Sometimes, we equate faith with entitlement.  You have heard people say things like, “Why did she get that terrible cancer?  Why did he lose his job just as his kids were entering college?  She is, he is, such a good person, believes in God, goes to church.”  The age-old question on which a mountain of books has been written asks, “Why do bad things happen to good people?”  It seems reasonable to expect that in exchange for our commitment to God we should receive favorable or preferential treatment.  We have talked ourselves into believing that faith ought to afford us at least some basic protections and that things should go better with God.  But that is not what scripture says.  Jesus reminds us that God makes the sun to rise on the good and on the evil and sends rain to fall on the righteous and the unrighteous.  And we know what happened to Jesus as a result of his faithful living.  Or St. Paul , for that matter.  Living by faith is a bewildering venture.  

We are not the only ones who think so.  The premise of the book of Job, and of Job’s friends, is that a good and righteous person should not suffer the slings and arrows of life like someone who cares nothing for God.  The psalmist in Psalm 73 openly admitted that trying to figure out why the wicked seem so often to make out so well while righteous people falter was a “wearisome task” that he did not begin to understand until he rooted himself for the long haul in a worshiping congregation.  

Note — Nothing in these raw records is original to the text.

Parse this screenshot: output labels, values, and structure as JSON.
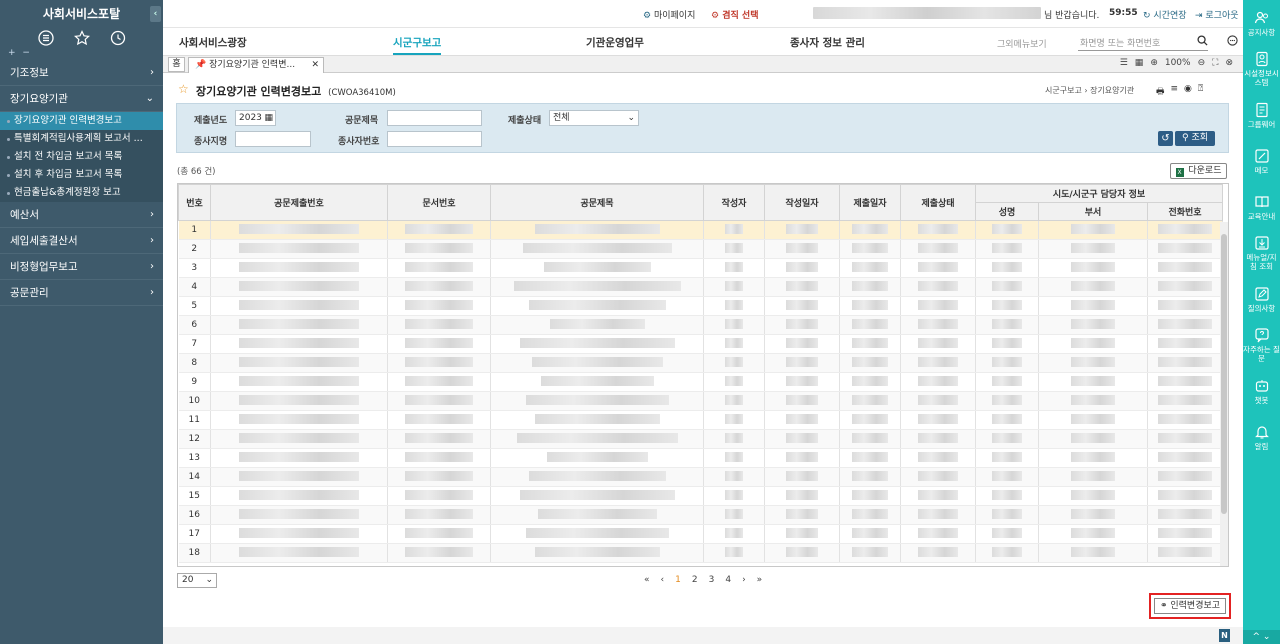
{
  "sidebar": {
    "title": "사회서비스포탈",
    "collapse_glyph": "‹",
    "pm": "+ −",
    "menus": [
      {
        "label": "기조정보",
        "chev": "›"
      },
      {
        "label": "장기요양기관",
        "chev": "⌄"
      }
    ],
    "subitems": [
      {
        "label": "장기요양기관 인력변경보고"
      },
      {
        "label": "특별회계적립사용계획 보고서 ..."
      },
      {
        "label": "설치 전 차입금 보고서 목록"
      },
      {
        "label": "설치 후 차입금 보고서 목록"
      },
      {
        "label": "현금출납&총계정원장 보고"
      }
    ],
    "menus_after": [
      {
        "label": "예산서",
        "chev": "›"
      },
      {
        "label": "세입세출결산서",
        "chev": "›"
      },
      {
        "label": "비정형업무보고",
        "chev": "›"
      },
      {
        "label": "공문관리",
        "chev": "›"
      }
    ]
  },
  "topbar": {
    "mypage": "마이페이지",
    "role_select": "겸직 선택",
    "welcome": "님 반갑습니다.",
    "timer": "59:55",
    "extend": "시간연장",
    "logout": "로그아웃"
  },
  "nav": {
    "items": [
      "사회서비스광장",
      "시군구보고",
      "기관운영업무",
      "종사자 정보 관리"
    ],
    "other_menu": "그외메뉴보기",
    "search_placeholder": "화면명 또는 화면번호"
  },
  "tabs": {
    "home": "홈",
    "current": "장기요양기관 인력변...",
    "close": "✕",
    "zoom": "100%"
  },
  "page": {
    "title": "장기요양기관 인력변경보고",
    "code": "(CWOA36410M)",
    "breadcrumb": "시군구보고  ›  장기요양기관"
  },
  "filter": {
    "year_label": "제출년도",
    "year_value": "2023",
    "doc_title_label": "공문제목",
    "status_label": "제출상태",
    "status_value": "전체",
    "branch_label": "종사지명",
    "worker_no_label": "종사자번호",
    "search_btn": "조회"
  },
  "list": {
    "total": "(총 66 건)",
    "download": "다운로드"
  },
  "grid": {
    "headers": [
      "번호",
      "공문제출번호",
      "문서번호",
      "공문제목",
      "작성자",
      "작성일자",
      "제출일자",
      "제출상태",
      "시도/시군구 담당자 정보"
    ],
    "sub_headers": [
      "성명",
      "부서",
      "전화번호"
    ],
    "row_numbers": [
      "1",
      "2",
      "3",
      "4",
      "5",
      "6",
      "7",
      "8",
      "9",
      "10",
      "11",
      "12",
      "13",
      "14",
      "15",
      "16",
      "17",
      "18"
    ]
  },
  "pagination": {
    "page_size": "20",
    "first": "«",
    "prev": "‹",
    "pages": [
      "1",
      "2",
      "3",
      "4"
    ],
    "next": "›",
    "last": "»"
  },
  "actions": {
    "report_btn": "인력변경보고"
  },
  "rightbar": {
    "items": [
      "공지사항",
      "시설정보시스템",
      "그룹웨어",
      "메모",
      "교육안내",
      "메뉴얼/지침 조회",
      "질의사항",
      "자주하는 질문",
      "챗봇",
      "알림"
    ],
    "bottom": "^  ⌄"
  },
  "badge": "N"
}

Habakkuk is a little different than most of the other prophets.  Normally prophets speak God’s word to us.  They are preachers who call us to hear and heed God’s word of judgment and then exhort us to change, to repent, to walk in the ways of God.  The prophets with their verbal scalpels take surgical aim at our hubris and tell us to pay attention to God, or else.  Habakkuk, though, speaks our word to God.  He gives voice to our consternation, to our attempts to make sense of life, even intimating a sense of frustration with God’s performance:

                                                            O Lord, how long shall I cry for help,

                                                                        and you will not listen?

                                                            Or cry to you “Violence!”

                                                                        and you will not save?

                                                            Why do you make me see wrongdoing

                                                                        and look at trouble?

                                                            Destruction and violence are before me;

                                                                        strife and contention arise.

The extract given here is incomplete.